First, make sure you understand everything about these apps. Who owns them? Are they hosted internally or in the cloud? What information can they access? If you can trust them, put them on a whitelist and block all non-essential programs.
2- Regularly Patch Your Apps against cyberattacks
Patches serve an important purpose by regularly closing newly discovered vulnerabilities. Developers release them specifically to help improve cybersecurity, so take advantage of this easy protective action.
Develop a regular schedule to check for updates and apply them as soon as you’re notified of them by the developer. Waiting makes you vulnerable to the kind of breach the patch was designed to prevent.
3- Patch Operating Systems on Hardware
Hardware devices come with installed firmware that make them run.
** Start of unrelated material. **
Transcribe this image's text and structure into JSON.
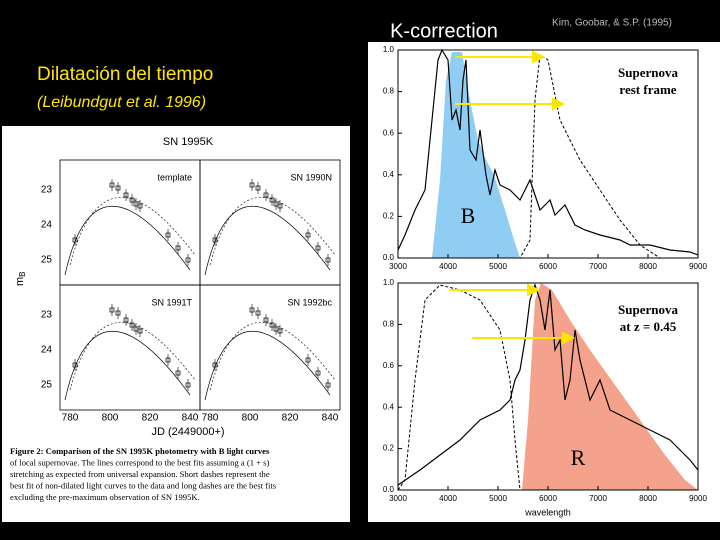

This can also be updated and it’s essential that you update as soon as you’re made aware of changes because all your data and programs run through the firmware.
Check the firmware versions of your servers, workstations, personal laptops, cameras, and printers on your network to make sure they’re up to date.
4- Restrict System Permissions for a better cybersecurity
Certain users in an organization have more rights on the computer network. This lets them perform additional system modifications like creating, changing, and deleting items or settings. These administrative permissions can be abused by hackers, so they need to be audited and controlled by:
- Establishing a clear separation between regular and administrative work.
- Setting up the relevant employees with both a normal account like everyone else and a higher-level permissions account.
You should also encourage employees to sign into their account only when they are working on administrative tasks that require additional permissions. Switching between accounts may be inconvenient, but it helps protect the accounts that could cause the most exposure during a cyber-attack.
Also, the more time a person spends online, the more exposed to cybercriminals their access is. By limiting the amount of exposure time, you’re lowering the chances of being hacked by someone who can steal administrative permissions.
5- Block Application Vulnerabilities from cyberattacks
Many programs have third-party software add-ons that can open applications to new vulnerabilities. Block or uninstall plug-ins like Flash, Java, and PDF viewers to prevent ads leading to unsafe sites. Find out what’s essential to your most important programs and eliminate anything that’s not.
6- Cyberattacks can be prevented with Multi-factor Authentication (MFA)
The most common way hackers are able to gain access to a business network is through compromised credentials. Using daily phishing emails, hackers start building lists of exploitable usernames and passwords. They also break into unsupported versions of applications to access personal information and use it to disguise themselves as authorized users. MFA has become an essential part of cybersecurity to combat this process.
MFA is a simple tool that adds extra layers of verification to confirm the identity of a user and is widely supported by apps and services. MFA should be implemented wherever it’s available, so even if passwords are compromised by a hacker, cyberthieves won’t be able to bypass this second stage of security.
Confirmation questions, codes texted to your phone and even finger or eye scans can be used as MFA for your protection. It seems like an inconvenience at first, but it’s becoming more common because it’s so effective at stifling hackers. The system is easy to implement and can be used for everything from email to banking.
7- Cybersecurity Solutions Need to Include Daily Backups
Cybersecurity is often based around prevention, but it can also include mitigating damage. Make the preparations necessary so you can restore as much data as possible and quickly return to regular operations after an attack.
One way is to back up on a daily basis. Look into an automated system that does this on the regular.
8- Configure Macro Settings in Microsoft Office
As the most common productivity tool on a business computer, Microsoft Office is a major target. One way cyberthieves breach an Office environment is through macros: tools you create or download to complete tasks more efficiently.
Since macros are used to deliver code, they are often exploited by hackers who introduce their own instructions that could cripple your digital systems.
To protect against dangerous macros, go into your settings and only allow those macros that are trusted. Block all others by default and make sure users can only add new ones from properly vetted sources.
These eight essential rules can help lower your risk of cyber-attacks. By investing time and resources into each of these cybersecurity basics, you can better protect your resources, your customers and your data.